As organizações que se adiantam nisso são aquelas que combinam práticas fortes de administração de conteúdo com ferramentas que lhes dão uma visão em nível de ressonância magnética do que realmente possuem. O resultado é menos desperdício, menor risco de conformidade e bibliotecas de aprendizagem que funcionam como ativos estratégicos em vez de aterros digitais.

No momento, para a maioria das organizações, esses ativos estão simplesmente parados.
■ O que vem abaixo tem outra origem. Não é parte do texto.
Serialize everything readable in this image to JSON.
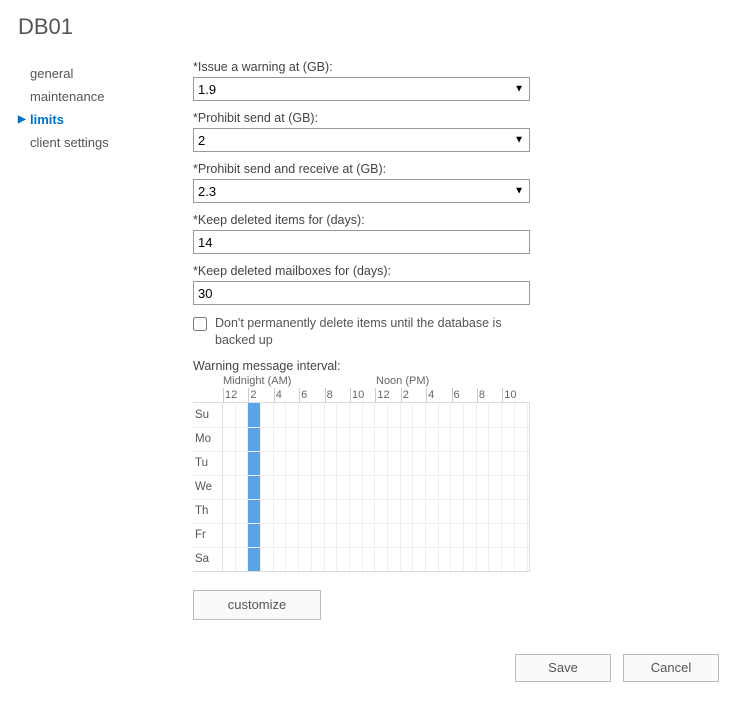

Invisível. Custar dinheiro silenciosamente, de formas que não aparecem claramente em nenhuma rubrica orçamental.

Esse é o problema que vale a pena resolver. E a boa notícia é que finalmente temos as ferramentas para resolver isso.

Principais conclusões

  • A maioria das equipes de T&D está voando às cegas dentro de suas próprias bibliotecas de conteúdo, e os custos dessa invisibilidade são maiores do que qualquer um pode imaginar.
  • Uma auditoria de planilha informa o que você tem. Uma ressonância magnética digital informa o que realmente está dentro dela. São coisas muito diferentes.
  • A tecnologia pode trazer à tona o caos, mas a governança é o que o impede de voltar.